Over the years I've recommended three books for those seeking alternatives to ineffective poverty fighting internationally: P.T. Bauer's "Western Guilt and Third World Poverty," Darrow L. Miller's "Discipling Nations" and Hernando de Soto's "The Mystery of Capital." Now I'm adding a fourth: William Easterly's jocularly titled "The White Man's Burden."
NYU economics professor Easterly worked at the World Bank for 16 years, and that harsh experience is evident in his subtitle: "Why the West's Efforts to Aid the Rest Have Done So Much Ill and So Little Good." Essentially, his conclusions are like mine regarding domestic poverty fighting: Folks I call "Beppers" (proponents of big economic plans) often do more harm than good. Top-down models almost never work.
Easterly's initial riff -- his jazzy writing style is pleasantly different than the typically dismal prose of economists -- contrasts planners and searchers: "A planner thinks he already knows the answers; he thinks of poverty as a technical engineering problem that his answers will solve. A searcher admits he doesn't know the answers in advance; he believes that poverty is a complicated tangle of political, social, historical, institutional, and technological factors. Planners apply global blueprints; searchers adapt to local conditions."
Although big plans fail regularly, Easterly writes, they continue to attract "politicians, celebrities, and activists who want to make a big splash." The better way is to "give matching grants to poor entrepreneurs who put their own money at stake to start a new business, have village elections that select (or reject) aid projects, give the poor 'aid vouchers' that they could spend on aid agency services of their choice." To put it simply, let the people who are to be helped decide, generally through market forces, how to use aid.
Easterly further explains his goal of treating the poor as people with brains and not just mouths: "Suppose we issue development vouchers to target groups of the extreme poor, which the poor could redeem at any NGO or aid agency for any development good they wanted -- for example, vaccinations, life-saving drugs, a health worker's visit, an improved cook stove, textbooks, seeds, fertilizer, or food supplements."
He notes, "the poor would choose both the goods they wanted and the agency they wanted to deliver the goods and would give their vouchers to that agency. The agency could then turn in the vouchers to the voucher fund for real money to cover the costs of providing the development services. Since the poor would be choosing which agency would deliver the goods, the agencies would feel competitive pressure to deliver results."
And what about development services such as roads, health clinics or schools that benefit not individuals but a group? Easterly proposes that vouchers be given to a village: "The villagers could then vote on how to spend the vouchers, aid agencies would find out how well they were doing at satisfying the poor based on how many village vouchers they attracted. The vouchers would at long last provide a 'market test' and a 'voter test' to the aid agencies."

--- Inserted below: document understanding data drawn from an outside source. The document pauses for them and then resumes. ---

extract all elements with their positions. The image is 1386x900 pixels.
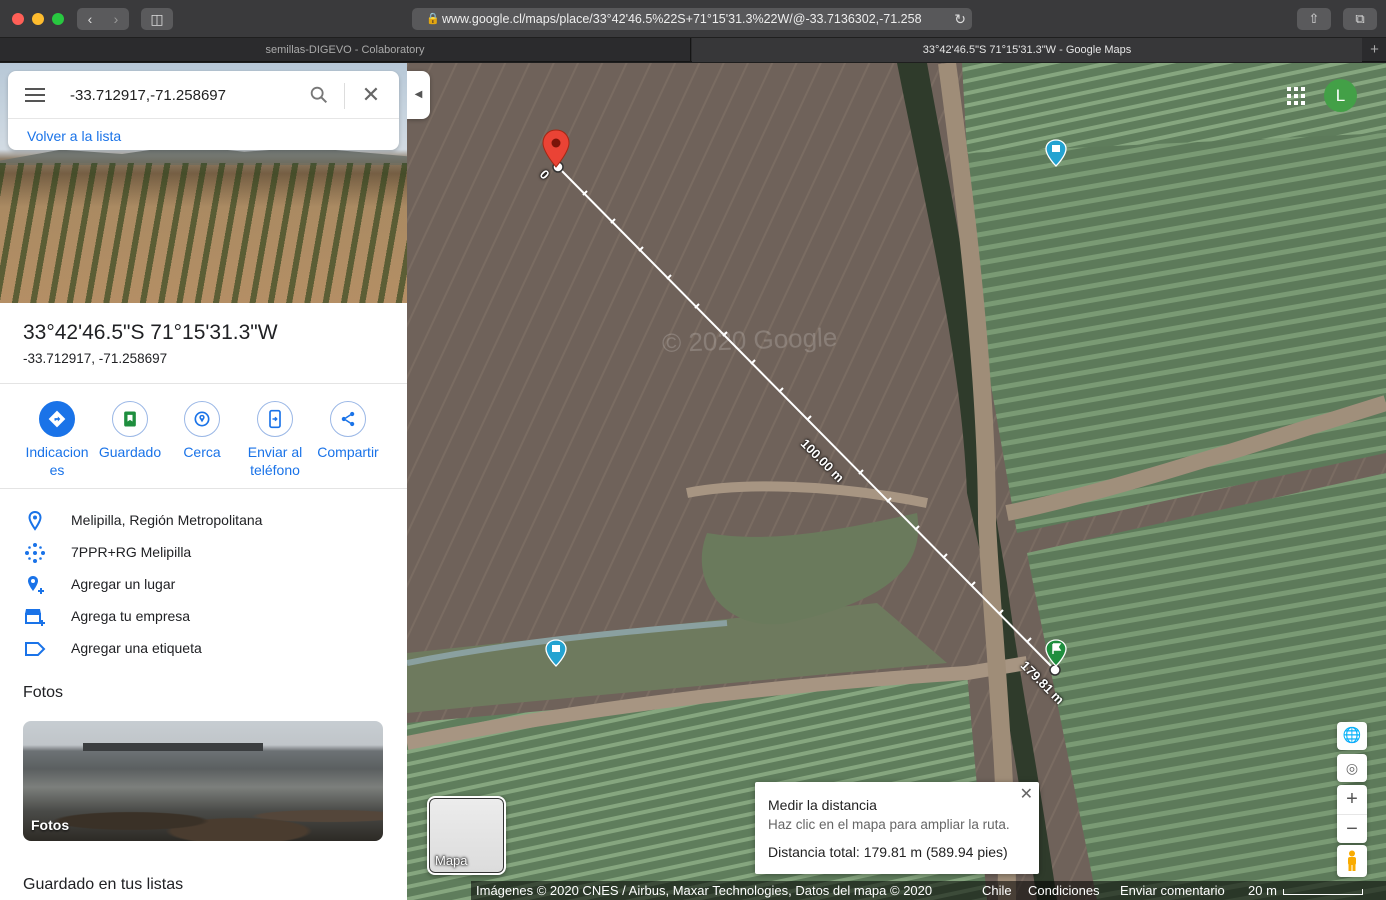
my-location-icon[interactable]: ◎ (1337, 754, 1367, 782)
place-coordinates: -33.712917, -71.258697 (23, 351, 168, 366)
close-icon[interactable]: ✕ (1020, 784, 1033, 804)
map-canvas[interactable]: © 2020 Google 0 100.00 m 179.81 m ◀ L Ma… (407, 63, 1386, 900)
divider (0, 383, 407, 384)
tab-strip: semillas-DIGEVO - Colaboratory 33°42'46.… (0, 38, 1386, 62)
window-minimize-button[interactable] (32, 13, 44, 25)
back-to-list-link[interactable]: Volver a la lista (27, 128, 121, 144)
sidebar-toggle-icon[interactable]: ◫ (141, 8, 173, 30)
scale-label[interactable]: 20 m (1248, 881, 1277, 900)
teal-saved-pin-icon[interactable] (545, 639, 567, 667)
info-row-add-place[interactable]: Agregar un lugar (0, 569, 407, 601)
photos-card[interactable]: Fotos (23, 721, 383, 841)
green-flag-pin-icon[interactable] (1045, 639, 1067, 667)
location-pin-icon (28, 510, 42, 531)
teal-saved-pin-icon[interactable] (1045, 139, 1067, 167)
lock-icon: 🔒 (426, 13, 440, 25)
hero-crop-rows (0, 163, 407, 303)
photo-pier (83, 743, 263, 751)
terms-link[interactable]: Condiciones (1028, 881, 1100, 900)
plus-code-icon (25, 543, 45, 563)
measure-total: Distancia total: 179.81 m (589.94 pies) (768, 844, 1008, 860)
info-row-add-label[interactable]: Agregar una etiqueta (0, 633, 407, 665)
avatar[interactable]: L (1324, 79, 1357, 112)
measure-line-layer (552, 161, 1061, 676)
forward-arrow-icon[interactable]: › (103, 8, 129, 30)
send-to-phone-button[interactable]: Enviar al teléfono (239, 401, 311, 479)
pegman-icon[interactable] (1337, 845, 1367, 877)
directions-button[interactable]: Indicacion es (21, 401, 93, 479)
address-url: www.google.cl/maps/place/33°42'46.5%22S+… (442, 12, 922, 26)
bookmark-icon (112, 401, 148, 437)
saved-label: Guardado (98, 444, 162, 460)
info-address: Melipilla, Región Metropolitana (71, 512, 263, 528)
directions-label: Indicacion es (25, 444, 89, 478)
zoom-control: + − (1337, 785, 1367, 843)
globe-icon[interactable]: 🌐 (1337, 722, 1367, 750)
search-input[interactable] (70, 81, 300, 109)
zoom-out-button[interactable]: − (1337, 814, 1367, 843)
measure-title: Medir la distancia (768, 797, 877, 813)
add-place-icon (28, 576, 44, 594)
measure-ticks (582, 190, 1032, 643)
back-arrow-icon[interactable]: ‹ (77, 8, 103, 30)
close-icon[interactable]: ✕ (360, 84, 382, 106)
browser-titlebar: ‹ › ◫ 🔒 www.google.cl/maps/place/33°42'4… (0, 0, 1386, 38)
layer-label: Mapa (435, 853, 468, 868)
search-separator (344, 83, 345, 109)
nearby-icon (184, 401, 220, 437)
share-button[interactable]: Compartir (312, 401, 384, 461)
info-plus-code: 7PPR+RG Melipilla (71, 544, 192, 560)
add-business-icon (25, 609, 45, 626)
imagery-attribution: Imágenes © 2020 CNES / Airbus, Maxar Tec… (476, 883, 933, 898)
search-icon[interactable] (308, 84, 330, 106)
share-label: Compartir (317, 444, 379, 460)
photos-card-label: Fotos (31, 817, 70, 833)
page-title: 33°42'46.5"S 71°15'31.3"W (23, 321, 278, 344)
country-link[interactable]: Chile (982, 881, 1012, 900)
photo-rocks (23, 791, 383, 841)
send-feedback-link[interactable]: Enviar comentario (1120, 881, 1225, 900)
scale-bar[interactable] (1283, 889, 1363, 895)
info-add-place: Agregar un lugar (71, 576, 176, 592)
nearby-button[interactable]: Cerca (166, 401, 238, 461)
reload-icon[interactable]: ↻ (954, 8, 966, 30)
map-attribution-bar: Imágenes © 2020 CNES / Airbus, Maxar Tec… (471, 881, 1386, 900)
tab-overview-icon[interactable]: ⧉ (1343, 8, 1377, 30)
search-box: ✕ Volver a la lista (8, 71, 399, 150)
send-to-phone-icon (257, 401, 293, 437)
info-row-address[interactable]: Melipilla, Región Metropolitana (0, 505, 407, 537)
saved-button[interactable]: Guardado (94, 401, 166, 461)
new-tab-button[interactable]: + (1363, 38, 1386, 62)
collapse-panel-button[interactable]: ◀ (407, 71, 430, 119)
info-row-add-business[interactable]: Agrega tu empresa (0, 601, 407, 633)
layer-switcher[interactable]: Mapa (427, 796, 506, 875)
apps-grid-icon[interactable] (1287, 87, 1305, 105)
zoom-in-button[interactable]: + (1337, 785, 1367, 814)
window-maximize-button[interactable] (52, 13, 64, 25)
info-add-label: Agregar una etiqueta (71, 640, 202, 656)
label-icon (25, 642, 46, 656)
tab-google-maps[interactable]: 33°42'46.5"S 71°15'31.3"W - Google Maps (692, 38, 1362, 62)
send-to-phone-label: Enviar al teléfono (247, 444, 303, 478)
measure-line (557, 166, 1056, 671)
directions-icon (39, 401, 75, 437)
tab-colaboratory[interactable]: semillas-DIGEVO - Colaboratory (0, 38, 691, 62)
info-row-plus-code[interactable]: 7PPR+RG Melipilla (0, 537, 407, 569)
menu-icon[interactable] (25, 88, 45, 102)
place-panel: ✕ Volver a la lista 33°42'46.5"S 71°15'3… (0, 63, 407, 900)
measure-distance-card: Medir la distancia Haz clic en el mapa p… (755, 782, 1039, 874)
saved-lists-title: Guardado en tus listas (23, 876, 184, 893)
nearby-label: Cerca (183, 444, 221, 460)
divider (0, 488, 407, 489)
window-close-button[interactable] (12, 13, 24, 25)
search-divider (8, 118, 399, 119)
photos-section-title: Fotos (23, 684, 64, 701)
address-bar[interactable]: 🔒 www.google.cl/maps/place/33°42'46.5%22… (412, 8, 972, 30)
share-icon[interactable]: ⇧ (1297, 8, 1331, 30)
red-location-pin-icon[interactable] (541, 129, 571, 169)
info-add-business: Agrega tu empresa (71, 608, 191, 624)
share-icon (330, 401, 366, 437)
measure-hint: Haz clic en el mapa para ampliar la ruta… (768, 817, 1010, 832)
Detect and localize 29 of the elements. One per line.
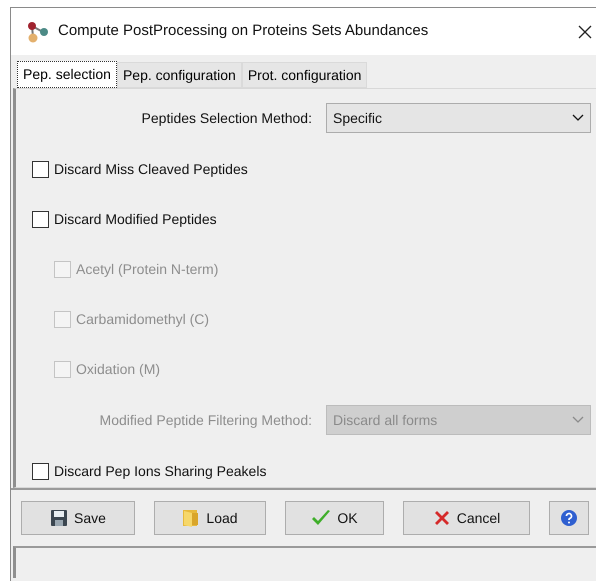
tab[interactable]: Prot. configuration [242,62,368,88]
save-button[interactable]: Save [21,501,135,535]
checkbox-label: Discard Modified Peptides [54,210,217,229]
checkbox-label: Discard Miss Cleaved Peptides [54,160,248,179]
ok-button[interactable]: OK [285,501,384,535]
checkbox[interactable] [32,160,49,178]
load-button[interactable]: Load [154,501,266,535]
checkbox[interactable] [32,210,49,228]
checkbox-label: Acetyl (Protein N-term) [76,260,218,279]
tab[interactable]: Pep. selection [17,61,117,88]
window-title: Compute PostProcessing on Proteins Sets Abundances [58,21,428,42]
tab[interactable]: Pep. configuration [116,62,242,88]
checkbox-label: Oxidation (M) [76,360,160,379]
dropdown[interactable]: Specific [326,103,591,133]
checkbox-label: Carbamidomethyl (C) [76,310,210,329]
checkbox[interactable] [32,462,49,480]
field-label: Peptides Selection Method: [142,108,312,128]
chevron-icon [572,114,584,122]
cancel-button[interactable]: Cancel [403,501,530,535]
help-button[interactable] [549,501,589,535]
field-label: Modified Peptide Filtering Method: [100,410,312,430]
folder-icon [182,508,200,528]
checkbox-label: Discard Pep Ions Sharing Peakels [54,462,266,481]
close-icon[interactable] [578,24,592,38]
cross-icon [432,509,451,527]
chevron-icon [572,416,584,424]
checkmark-icon [311,509,332,527]
molecule-logo-icon [26,20,50,44]
help-icon [560,509,578,527]
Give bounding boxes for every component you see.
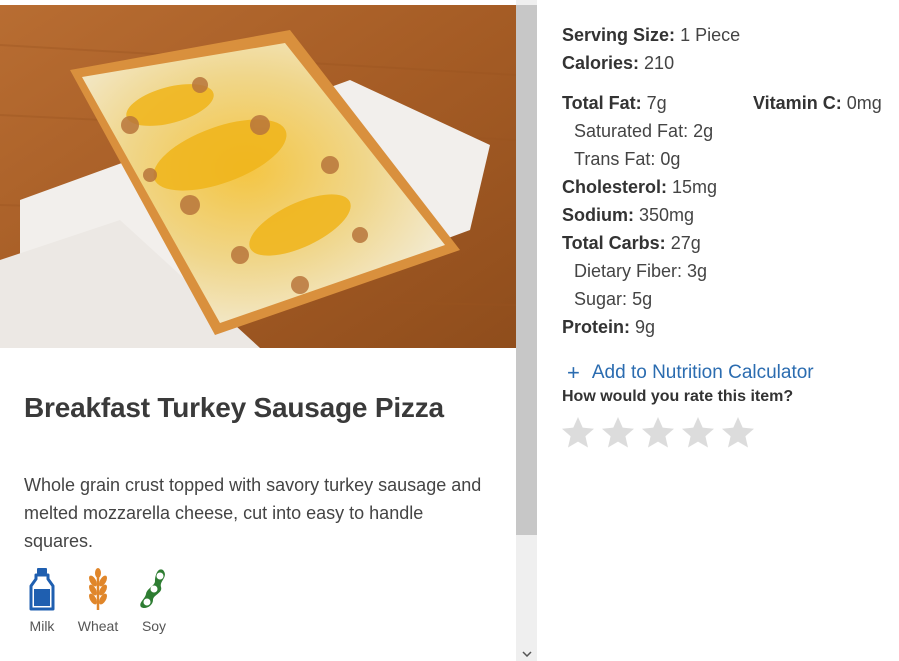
- total-fat-row: Total Fat: 7g: [562, 89, 667, 117]
- protein-value: 9g: [635, 317, 656, 337]
- total-carbs-value: 27g: [670, 233, 701, 253]
- star-icon[interactable]: [601, 416, 635, 450]
- star-icon[interactable]: [561, 416, 595, 450]
- pizza-photo: [0, 5, 516, 348]
- calories-label: Calories:: [562, 53, 640, 73]
- vitamin-c-row: Vitamin C: 0mg: [753, 89, 882, 117]
- cholesterol-value: 15mg: [672, 177, 718, 197]
- item-description: Whole grain crust topped with savory tur…: [24, 475, 482, 551]
- sodium-row: Sodium: 350mg: [562, 201, 694, 229]
- star-icon[interactable]: [681, 416, 715, 450]
- trans-fat-row: Trans Fat: 0g: [574, 145, 680, 173]
- wheat-icon: [82, 566, 114, 612]
- dietary-fiber-value: 3g: [687, 261, 708, 281]
- cholesterol-label: Cholesterol:: [562, 177, 668, 197]
- sodium-value: 350mg: [639, 205, 695, 225]
- allergen-wheat: Wheat: [70, 566, 126, 634]
- saturated-fat-label: Saturated Fat:: [574, 121, 689, 141]
- chevron-down-icon[interactable]: [516, 647, 537, 661]
- total-fat-label: Total Fat:: [562, 93, 642, 113]
- calories-value: 210: [644, 53, 675, 73]
- serving-size-label: Serving Size:: [562, 25, 676, 45]
- item-title: Breakfast Turkey Sausage Pizza: [24, 392, 444, 423]
- allergen-label: Wheat: [77, 618, 119, 634]
- star-rating[interactable]: [561, 416, 755, 450]
- nutrition-panel: Serving Size: 1 Piece Calories: 210 Tota…: [537, 0, 899, 661]
- serving-size-row: Serving Size: 1 Piece: [562, 21, 740, 49]
- trans-fat-label: Trans Fat:: [574, 149, 656, 169]
- scrollbar-thumb[interactable]: [516, 5, 537, 535]
- scrollbar[interactable]: [516, 0, 537, 661]
- allergen-label: Milk: [29, 618, 55, 634]
- milk-bottle-icon: [26, 566, 58, 612]
- star-icon[interactable]: [721, 416, 755, 450]
- item-detail-panel: Breakfast Turkey Sausage Pizza Whole gra…: [0, 0, 516, 661]
- total-carbs-row: Total Carbs: 27g: [562, 229, 701, 257]
- saturated-fat-value: 2g: [693, 121, 714, 141]
- protein-row: Protein: 9g: [562, 313, 655, 341]
- plus-icon: +: [567, 360, 580, 385]
- sugar-value: 5g: [632, 289, 653, 309]
- sugar-label: Sugar:: [574, 289, 628, 309]
- rating-question: How would you rate this item?: [562, 388, 794, 405]
- sugar-row: Sugar: 5g: [574, 285, 652, 313]
- vitamin-c-value: 0mg: [846, 93, 882, 113]
- calories-row: Calories: 210: [562, 49, 674, 77]
- saturated-fat-row: Saturated Fat: 2g: [574, 117, 713, 145]
- allergen-milk: Milk: [14, 566, 70, 634]
- trans-fat-value: 0g: [660, 149, 681, 169]
- allergen-soy: Soy: [126, 566, 182, 634]
- add-calculator-label: Add to Nutrition Calculator: [591, 362, 814, 383]
- dietary-fiber-label: Dietary Fiber:: [574, 261, 683, 281]
- allergen-list: Milk Wheat Soy: [14, 566, 182, 634]
- total-carbs-label: Total Carbs:: [562, 233, 666, 253]
- serving-size-value: 1 Piece: [680, 25, 741, 45]
- sodium-label: Sodium:: [562, 205, 634, 225]
- add-to-nutrition-calculator-link[interactable]: + Add to Nutrition Calculator: [567, 362, 814, 384]
- allergen-label: Soy: [141, 618, 167, 634]
- total-fat-value: 7g: [646, 93, 667, 113]
- vitamin-c-label: Vitamin C:: [753, 93, 842, 113]
- cholesterol-row: Cholesterol: 15mg: [562, 173, 717, 201]
- soybean-icon: [138, 566, 170, 612]
- protein-label: Protein:: [562, 317, 631, 337]
- dietary-fiber-row: Dietary Fiber: 3g: [574, 257, 707, 285]
- star-icon[interactable]: [641, 416, 675, 450]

Easterly, like many economists, underestimates the importance of spiritual change, but his overall message of avoiding big economic plans could clear some cobwebs from the heads of those who continue to sing, "I'm a Bepper, he's a Bepper, she's a Bepper, we're a Bepper, wouldn't you like to be a Bepper too?"
If Beppers change, they can do great good. If not, for all their good intentions, they often resemble the selfish rich folks F. Scott Fitzgerald described in "The Great Gatsby": "The were careless people, Tom and Daisy -- they smashed up things and creatures and then retreated back into their money or their vast carelessness, or whatever it was that kept them together, and let other people clean up the mess they had made."